Designed landscape – tree-ring, Ballynacally, Co. Limerick

A circular arrangement of trees planted deliberately within an earthen enclosure is an unusual enough feature in the Irish countryside, but what makes this particular example in Ballynacally, County Limerick more curious still is that it no longer exists, and may never have been quite what it appeared.

For over a century it showed up faithfully on Ordnance Survey maps, first on the 1841 six-inch sheet and again on the 1923 revision, each time as a circular enclosure roughly fifty metres in diameter with trees growing inside it. Aerial surveyors and map-readers might easily have logged it as a ringfort or some other ancient earthwork. The reality, as far as anyone can now tell, was probably something more deliberate and ornamental: a tree-ring, which is essentially a plantation of trees arranged in a circle within a defined earthen boundary, often created in the eighteenth or nineteenth century as a designed feature of the landscape rather than as a defensive or ritual structure.

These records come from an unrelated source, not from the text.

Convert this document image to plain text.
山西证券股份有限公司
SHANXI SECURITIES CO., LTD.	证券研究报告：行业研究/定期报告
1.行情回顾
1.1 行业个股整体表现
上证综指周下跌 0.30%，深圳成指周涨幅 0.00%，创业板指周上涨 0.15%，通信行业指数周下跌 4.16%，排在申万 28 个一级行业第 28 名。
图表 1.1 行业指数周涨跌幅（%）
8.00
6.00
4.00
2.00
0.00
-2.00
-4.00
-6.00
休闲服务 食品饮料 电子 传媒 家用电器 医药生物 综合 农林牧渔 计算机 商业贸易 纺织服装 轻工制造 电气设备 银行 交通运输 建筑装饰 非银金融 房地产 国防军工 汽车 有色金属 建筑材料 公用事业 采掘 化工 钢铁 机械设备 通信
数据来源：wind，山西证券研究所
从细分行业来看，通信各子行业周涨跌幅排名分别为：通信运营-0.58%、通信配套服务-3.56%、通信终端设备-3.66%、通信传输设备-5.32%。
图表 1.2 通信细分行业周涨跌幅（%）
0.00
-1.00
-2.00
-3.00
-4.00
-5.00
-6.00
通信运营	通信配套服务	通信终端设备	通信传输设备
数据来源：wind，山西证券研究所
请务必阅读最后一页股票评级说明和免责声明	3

The site sat atop a gradual rise in pasture ground, a position that would have given any planting there a certain visibility across the surrounding fields. The enclosure was bounded by a fosse, a shallow ditched depression around five metres wide, with an external earthen bank reaching a maximum height of about 1.6 metres, and an entrance on the western side. According to the landowner, who provided much of what is now known about the site, the enclosure and the adjoining field boundaries to the northwest and east were levelled in 1977. In the years that followed, the interior was deep-ploughed on several occasions, and large holes were dug to dispose of the fallen trees. Denis Power, who compiled the record uploaded in August 2011, noted the uncertainty over whether this was a tree-ring or an ancient enclosure, and that ambiguity has never been fully resolved.

There is little to see on the ground today. The levelling and subsequent ploughing have removed any surface trace of the bank and fosse, and the trees are long gone. What remains is a slight rise in an ordinary-looking field, the kind of gentle elevation that only becomes meaningful once you know what the maps once showed. For anyone curious about designed landscapes of the post-medieval period in Ireland, the site is worth knowing about as an example of how such features were recorded, lost, and then imperfectly recovered through local memory. The general area around Ballynacally in County Limerick is accessible by road, though the field itself is private farmland, and any visit would require the landowner's permission.